Earlier this week, I asked “Is Sales an Eternal Art or an Evolving Science?“ While I came down on the “Evolving Science” side, a fair number of readers went the “Eternal Art” route. To see if there might be some validity to that viewpoint, I thought I’d dig up some representative quotes from the “founding fathers” of the motivational sales training business. Here they are:
- “Truthfulness is the main element of character.”
- “Remember, you only have to succeed the last time.”
- “Most people achieved their greatest success one step beyond what looked like their greatest failure.”
- “You don’t get paid for the hour. You get paid for the value you bring to the hour.”
- “Happiness is not by chance, but by choice.”
- “The most important question to ask on the job is not ‘what am I getting?’ The most important question to ask is ‘What am I becoming?’”
- “You never achieve success unless you like what you are doing.”
- “When dealing with people, remember you are not dealing with creatures of logic, but creatures of emotion.”
- “There is only one way… to get anybody to do anything. And that is by making the other person want to do it.”
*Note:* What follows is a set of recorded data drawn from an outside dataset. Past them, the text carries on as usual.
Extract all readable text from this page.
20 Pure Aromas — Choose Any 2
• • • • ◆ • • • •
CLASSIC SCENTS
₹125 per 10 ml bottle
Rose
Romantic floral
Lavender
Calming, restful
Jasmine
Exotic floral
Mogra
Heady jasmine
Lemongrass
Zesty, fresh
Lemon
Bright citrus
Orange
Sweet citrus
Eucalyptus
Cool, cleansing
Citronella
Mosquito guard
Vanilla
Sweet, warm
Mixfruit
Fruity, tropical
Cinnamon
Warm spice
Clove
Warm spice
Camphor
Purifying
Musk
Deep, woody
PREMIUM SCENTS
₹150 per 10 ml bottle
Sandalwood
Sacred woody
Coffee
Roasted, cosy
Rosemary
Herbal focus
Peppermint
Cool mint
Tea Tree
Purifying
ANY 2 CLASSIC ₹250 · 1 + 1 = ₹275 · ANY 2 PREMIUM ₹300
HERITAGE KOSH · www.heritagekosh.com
“Your big opportunity may be right where you are now.”- “The strongest oak tree of the forest is not the one that is protected from the storm and hidden from the sun. It’s the one that stands in the open where it is compelled to struggle for its existence against the winds and rains and the scorching sun.”
“Where you start is not as important as where you finish.”- “Lack of direction, not lack of time, is the problem. We all have twenty-four hour days.”
- “If there were no problems, most of us would be unemployed.”
READERS: What do you think? Eternal wisdom or just sentitious bromides?